4.5.    Identifier Management
The District agencies must manage information system authenticators by:

  • Receiving authorization from District workforce member’s supervisor and agency management to assign an individual, group, role, or device identifier.
  • Selecting an identifier that identifies an individual, group, role, or device.
  • Assigning the identifier to the intended individual, group, role, or device.
  • Preventing reuse of identifiers for 7 years.
  • Disabling the identifier after 6 months of inactivity.

4.6.    Authenticator Management | Password-Based Authentication
The District agencies must have Information system authentication requirements that are developed and properly managed.
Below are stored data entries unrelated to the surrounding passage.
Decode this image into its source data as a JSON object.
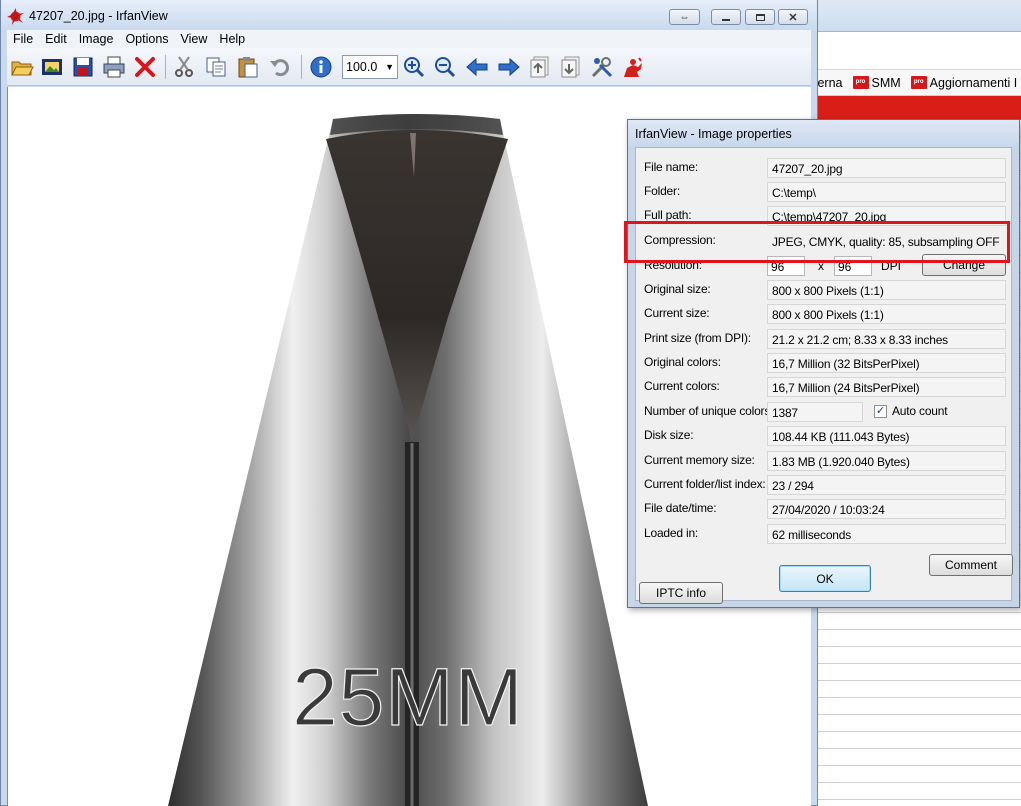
{
  "browser": {
    "bookmarks": [
      {
        "label": "terna",
        "has_icon": false
      },
      {
        "label": "SMM",
        "has_icon": true
      },
      {
        "label": "Aggiornamenti I",
        "has_icon": true
      }
    ],
    "bookmark_icon_text": "pro"
  },
  "irfanview": {
    "title": "47207_20.jpg - IrfanView",
    "menu": [
      "File",
      "Edit",
      "Image",
      "Options",
      "View",
      "Help"
    ],
    "toolbar": {
      "zoom_value": "100.0",
      "icons": [
        "open-folder-icon",
        "slideshow-icon",
        "save-icon",
        "print-icon",
        "delete-icon",
        "cut-icon",
        "copy-icon",
        "paste-icon",
        "undo-icon",
        "info-icon",
        "zoom-in-icon",
        "zoom-out-icon",
        "previous-icon",
        "next-icon",
        "page-up-icon",
        "page-down-icon",
        "settings-icon",
        "irfanview-logo-icon"
      ]
    },
    "image_text": "25MM",
    "colors": {
      "highlight": "#e0141c",
      "toolbar_blue": "#2f6fc7"
    }
  },
  "dialog": {
    "title": "IrfanView - Image properties",
    "rows": [
      {
        "label": "File name:",
        "value": "47207_20.jpg"
      },
      {
        "label": "Folder:",
        "value": "C:\\temp\\"
      },
      {
        "label": "Full path:",
        "value": "C:\\temp\\47207_20.jpg"
      },
      {
        "label": "Compression:",
        "value": "JPEG, CMYK, quality: 85, subsampling OFF"
      }
    ],
    "resolution": {
      "label": "Resolution:",
      "x_value": "96",
      "separator": "x",
      "y_value": "96",
      "unit": "DPI",
      "change_button": "Change"
    },
    "rows2": [
      {
        "label": "Original size:",
        "value": "800 x 800  Pixels (1:1)"
      },
      {
        "label": "Current size:",
        "value": "800 x 800  Pixels (1:1)"
      },
      {
        "label": "Print size (from DPI):",
        "value": "21.2 x 21.2 cm; 8.33 x 8.33 inches"
      },
      {
        "label": "Original colors:",
        "value": "16,7 Million   (32 BitsPerPixel)"
      },
      {
        "label": "Current colors:",
        "value": "16,7 Million   (24 BitsPerPixel)"
      }
    ],
    "unique_colors": {
      "label": "Number of unique colors:",
      "value": "1387",
      "checkbox_label": "Auto count",
      "checkbox_mark": "✓"
    },
    "rows3": [
      {
        "label": "Disk size:",
        "value": "108.44 KB (111.043 Bytes)"
      },
      {
        "label": "Current memory size:",
        "value": "1.83  MB (1.920.040 Bytes)"
      },
      {
        "label": "Current folder/list index:",
        "value": "23  /  294"
      },
      {
        "label": "File date/time:",
        "value": "27/04/2020 / 10:03:24"
      },
      {
        "label": "Loaded in:",
        "value": "62 milliseconds"
      }
    ],
    "buttons": {
      "comment": "Comment",
      "ok": "OK",
      "iptc": "IPTC info"
    }
  }
}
Individual authenticators including passwords, tokens, biometrics, PKI certificates, and key cards must be properly secured with the establishment of a secured log-on process to minimize the risk of unauthorized access.

The District agencies must manage information system authenticators by:

  • Verifying, as part of the initial authenticator distribution, the identity of the individual, group, role, or device receiving the authenticator.
  • Establishing initial authenticator content for authenticators defined by the organization.
  • Ensuring that authenticators have sufficient strength of mechanism for their intended use.
  • Establishing and implementing administrative procedures for initial authenticator distribution, for lost/compromised or damaged authenticators, and for revoking authenticators.
  • Changing default content of authenticators before information system installation.
  • Establishing minimum and maximum lifetime restrictions and reuse conditions for authenticators.
  • Changing/refreshing authenticators for group or role when membership to those accounts changes (e.g., employee termination, transfer, etc.).
  • Protecting authenticator content from unauthorized disclosure and modification.
  • Requiring individuals to take, and having devices implement, specific security safeguards to protect authenticators.
  • Changing authenticators for group/role accounts when membership to those accounts’ changes. 

4.7.    Authenticator Management | Password-Based Authentication 
The District agencies must enforce minimum password complexity as defined in the District: password policy.
 
4.8.    Authenticator Feedback  
The information system obscures feedback of authentication information during the authentication process to protect it from possible exploitation/use by unauthorized individuals.
 
4.9.    Cryptographic Module Authentication
The District agencies must manage the information system that uniquely identifies and authenticates non-organizational users (or processes acting on behalf of non-organizational users).
 
4.10.    Identification And Authentication (Non – Organizational Users)
The District agencies must manage the information system that uniquely identifies and authenticates non-organizational users (or processes acting on behalf of non-organizational users).
 
4.11.    Identification And Authentication | Acceptance Of External Credentials
The District agencies must manage the information system to accept only external credentials that are certified to be compliant with the requirements of the NIST SP 800-63-3 (Digital Identity Guidelines).

4.12.    Re-authentication
The District agencies must require users to re-authenticate to logically access the District systems in any of the following circumstances or as determined by the agency:

  • System lock
  • Role change
  • After system upgrade/update
  • To execute privileged functions
  • To access sensitive data

5.  Exemption

Exceptions to this policy shall be requested in writing to the Agency’s CIO and the request will be escalated to the OCTO Chief Information Security Officer (“CISO”) for approval.

6.  Definitions

The definition of the terms used in this document can be found in the Policy Definitions website.